Robert E. Howard: Howard could do spooky scenes as well as anyone. Good sword & sorcery has a strong horror element. “Worms of the Earth,” “The People of the Dark,” “The Hills of the Dead.” I am going to go out on a limb and suggest “The Devil in Iron.” It was the first REH story I ever read. Khosatrel Khel is a wonderful cosmic horror creature. The story deserves more love.
Donald Wandrei: I am a big Wandrei fan. I view him from a technical aspect, the best writer of Weird Tales. His word use was precise. “Uneasy Lie the Drowned,” “It Will Grow on You,” “The Painted Mirror,” “The Eye and the Finger.” Wandrei was good enough to sell stories to Esquire.
I like Carl Jacobi a lot. Enough that I have all three of his Arkham House collections. Track down the story “Revelations in Black.” Some great gothic imagery in it.
Manly Wade Wellman is a writer who has grown on me over the years. I actually like his later horror stories when he returned to the field. “Rouse Him Not,” “Caretaker,” “A Witch For All Seasons.” It is a shame that the wonderful collection The Valley So Low never had a paperback edition. You can get an affordable edition of Worse Things Waiting.
Joseph Payne Brennan is like Carl Jacobi in writing short, unabashed horror stories with strong atmosphere. Any number of his stories will work for October reading. Dover Books has two slender trade paperbacks in print of his fiction.
August Derleth as “Stephen Grendon.” I can barely stomach Derleth’s Cthulhu Mythos stories. He just did not have the feel for cosmic horror. On the other had, he could do an English influenced ghost story. “The Extra Passenger” was adapted for T.V.s Thriller and I remember the story. A friend gave me a collection of Derleth’s mainstream regional stories. “The Christmas Gift” is a wonderful Christmas story.
I will throw out an oddity. Mearle Prout had four stories in Weird Tales 1933-1939. I read “Masquerade” in the anthology Far Below and Other Horrors (a great anthology). I still remember it 34 years later.
I had a conversation with Darrell Schweitzer at Pulpfest about horror. He pointed out there was a gap with few silent generation writers until horror made a return in the late 1960s.
Karl Edward Wagner’s collections’ In a Lonely Place and Why Not You and I? have some fine horror if you can find them. There is also a Kane story in Night Winds that is set on Halloween.

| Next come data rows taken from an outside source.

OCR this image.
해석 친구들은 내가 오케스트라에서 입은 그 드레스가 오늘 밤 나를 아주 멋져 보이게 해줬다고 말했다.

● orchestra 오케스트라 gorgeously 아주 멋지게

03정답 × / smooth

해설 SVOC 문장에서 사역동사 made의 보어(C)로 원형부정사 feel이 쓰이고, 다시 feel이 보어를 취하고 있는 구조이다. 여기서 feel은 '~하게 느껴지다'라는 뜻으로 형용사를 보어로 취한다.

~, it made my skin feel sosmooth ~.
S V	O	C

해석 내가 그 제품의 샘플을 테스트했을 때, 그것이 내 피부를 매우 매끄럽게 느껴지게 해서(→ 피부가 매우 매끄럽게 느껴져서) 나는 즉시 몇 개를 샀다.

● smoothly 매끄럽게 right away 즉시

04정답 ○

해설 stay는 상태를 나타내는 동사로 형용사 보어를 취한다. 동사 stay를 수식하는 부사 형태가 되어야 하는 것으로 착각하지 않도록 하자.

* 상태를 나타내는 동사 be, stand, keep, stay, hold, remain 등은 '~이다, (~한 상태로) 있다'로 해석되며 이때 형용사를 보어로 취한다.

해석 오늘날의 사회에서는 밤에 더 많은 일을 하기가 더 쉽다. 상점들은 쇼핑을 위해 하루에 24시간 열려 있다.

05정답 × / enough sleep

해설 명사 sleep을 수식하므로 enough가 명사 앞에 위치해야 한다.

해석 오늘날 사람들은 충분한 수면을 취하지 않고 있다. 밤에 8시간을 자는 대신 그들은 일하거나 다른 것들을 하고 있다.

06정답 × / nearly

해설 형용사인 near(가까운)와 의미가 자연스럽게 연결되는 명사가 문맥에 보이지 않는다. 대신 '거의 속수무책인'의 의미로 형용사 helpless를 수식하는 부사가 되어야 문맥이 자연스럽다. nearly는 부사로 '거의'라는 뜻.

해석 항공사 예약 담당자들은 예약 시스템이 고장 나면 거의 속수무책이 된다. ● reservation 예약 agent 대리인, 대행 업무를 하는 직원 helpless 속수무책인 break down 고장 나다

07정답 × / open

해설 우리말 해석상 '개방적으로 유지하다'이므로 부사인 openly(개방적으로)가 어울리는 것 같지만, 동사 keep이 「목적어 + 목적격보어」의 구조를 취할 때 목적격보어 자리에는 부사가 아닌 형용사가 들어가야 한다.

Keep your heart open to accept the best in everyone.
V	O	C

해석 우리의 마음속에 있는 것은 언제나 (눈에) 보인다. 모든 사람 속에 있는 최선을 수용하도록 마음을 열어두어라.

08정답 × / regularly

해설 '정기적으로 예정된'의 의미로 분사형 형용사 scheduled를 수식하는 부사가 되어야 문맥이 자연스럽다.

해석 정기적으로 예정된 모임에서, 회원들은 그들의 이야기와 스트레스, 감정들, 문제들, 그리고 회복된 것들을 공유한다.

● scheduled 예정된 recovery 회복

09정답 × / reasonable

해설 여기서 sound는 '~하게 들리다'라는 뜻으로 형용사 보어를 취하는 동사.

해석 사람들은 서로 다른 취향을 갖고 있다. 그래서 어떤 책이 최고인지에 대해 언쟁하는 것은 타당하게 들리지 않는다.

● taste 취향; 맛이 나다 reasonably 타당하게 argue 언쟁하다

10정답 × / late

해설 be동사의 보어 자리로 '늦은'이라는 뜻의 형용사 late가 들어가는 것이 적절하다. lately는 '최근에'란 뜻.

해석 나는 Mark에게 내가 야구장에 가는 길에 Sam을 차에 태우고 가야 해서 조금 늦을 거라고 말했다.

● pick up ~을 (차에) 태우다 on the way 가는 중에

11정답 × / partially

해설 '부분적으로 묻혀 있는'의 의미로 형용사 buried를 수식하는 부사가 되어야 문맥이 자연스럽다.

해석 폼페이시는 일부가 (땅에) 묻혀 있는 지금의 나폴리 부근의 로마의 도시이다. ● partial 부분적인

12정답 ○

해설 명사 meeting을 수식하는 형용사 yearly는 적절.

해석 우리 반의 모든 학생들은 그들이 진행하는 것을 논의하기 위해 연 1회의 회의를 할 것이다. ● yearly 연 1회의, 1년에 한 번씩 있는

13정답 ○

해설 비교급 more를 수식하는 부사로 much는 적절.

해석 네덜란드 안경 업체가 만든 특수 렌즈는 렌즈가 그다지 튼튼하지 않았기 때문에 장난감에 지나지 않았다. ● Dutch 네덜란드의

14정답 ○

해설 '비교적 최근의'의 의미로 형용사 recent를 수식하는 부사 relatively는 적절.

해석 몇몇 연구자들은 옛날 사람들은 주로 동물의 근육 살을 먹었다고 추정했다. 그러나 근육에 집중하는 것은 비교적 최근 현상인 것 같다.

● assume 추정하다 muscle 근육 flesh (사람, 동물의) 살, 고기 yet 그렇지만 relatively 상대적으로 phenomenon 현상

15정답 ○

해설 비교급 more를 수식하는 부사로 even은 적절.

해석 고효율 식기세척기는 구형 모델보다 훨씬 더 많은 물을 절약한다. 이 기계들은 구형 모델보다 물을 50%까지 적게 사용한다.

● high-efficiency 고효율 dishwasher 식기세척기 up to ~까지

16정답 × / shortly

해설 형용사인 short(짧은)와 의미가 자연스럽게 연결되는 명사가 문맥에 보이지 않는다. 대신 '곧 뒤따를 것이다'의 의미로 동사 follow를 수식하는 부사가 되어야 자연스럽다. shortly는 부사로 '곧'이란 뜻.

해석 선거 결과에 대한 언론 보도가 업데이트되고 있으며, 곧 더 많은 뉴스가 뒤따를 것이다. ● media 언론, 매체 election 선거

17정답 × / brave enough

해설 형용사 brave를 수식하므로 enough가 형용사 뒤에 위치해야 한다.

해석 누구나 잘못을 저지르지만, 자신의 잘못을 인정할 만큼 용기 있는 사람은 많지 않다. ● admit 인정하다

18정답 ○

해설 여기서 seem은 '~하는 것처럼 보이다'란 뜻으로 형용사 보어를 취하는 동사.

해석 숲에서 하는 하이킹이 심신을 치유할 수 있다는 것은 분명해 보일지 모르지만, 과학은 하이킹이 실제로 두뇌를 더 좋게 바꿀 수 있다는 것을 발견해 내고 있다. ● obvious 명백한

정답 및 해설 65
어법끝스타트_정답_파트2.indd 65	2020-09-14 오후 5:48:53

Robert McCammon has been called a second rate Stephen King but I like him better. The collection The Blue World is one of the best horror collections of the past 32 years. The novel Boy’s Life is a wonderful novel.
I mentioned the Cthulhu Mythos. A fairly modern story that I really like to use to show how it is done is Stephen Mark Rainey’s “The Spheres Beyond Sound.” I originally read it in Tales of Lovecraftian Horror #2 in the late 80s. It is reprinted in The New Lovecraft Circle.
This list is by no means extensive, just some favorites this time of year. Feel free to post your favorites and why in the comments.
For a classic spooky story, I have to recommend Robert E. Howard’s “Pigeons From Hell”.
Another writer who produced excellent ghost stories was Russell Kirk. I have his Arkham House collections “The Princess of All Lands” and “Watchers at the Straight Gate”. I think the most recent collection (which includes all of the stories in the above titles) was “Ancestral Shadows”. Also, it is long out of print but if you can find a copy I strongly recommend his novel “Lord of the Hollow Dark”.
“There is also a Kane story in Night Winds that is set on Halloween.” That’s news to me. Which story?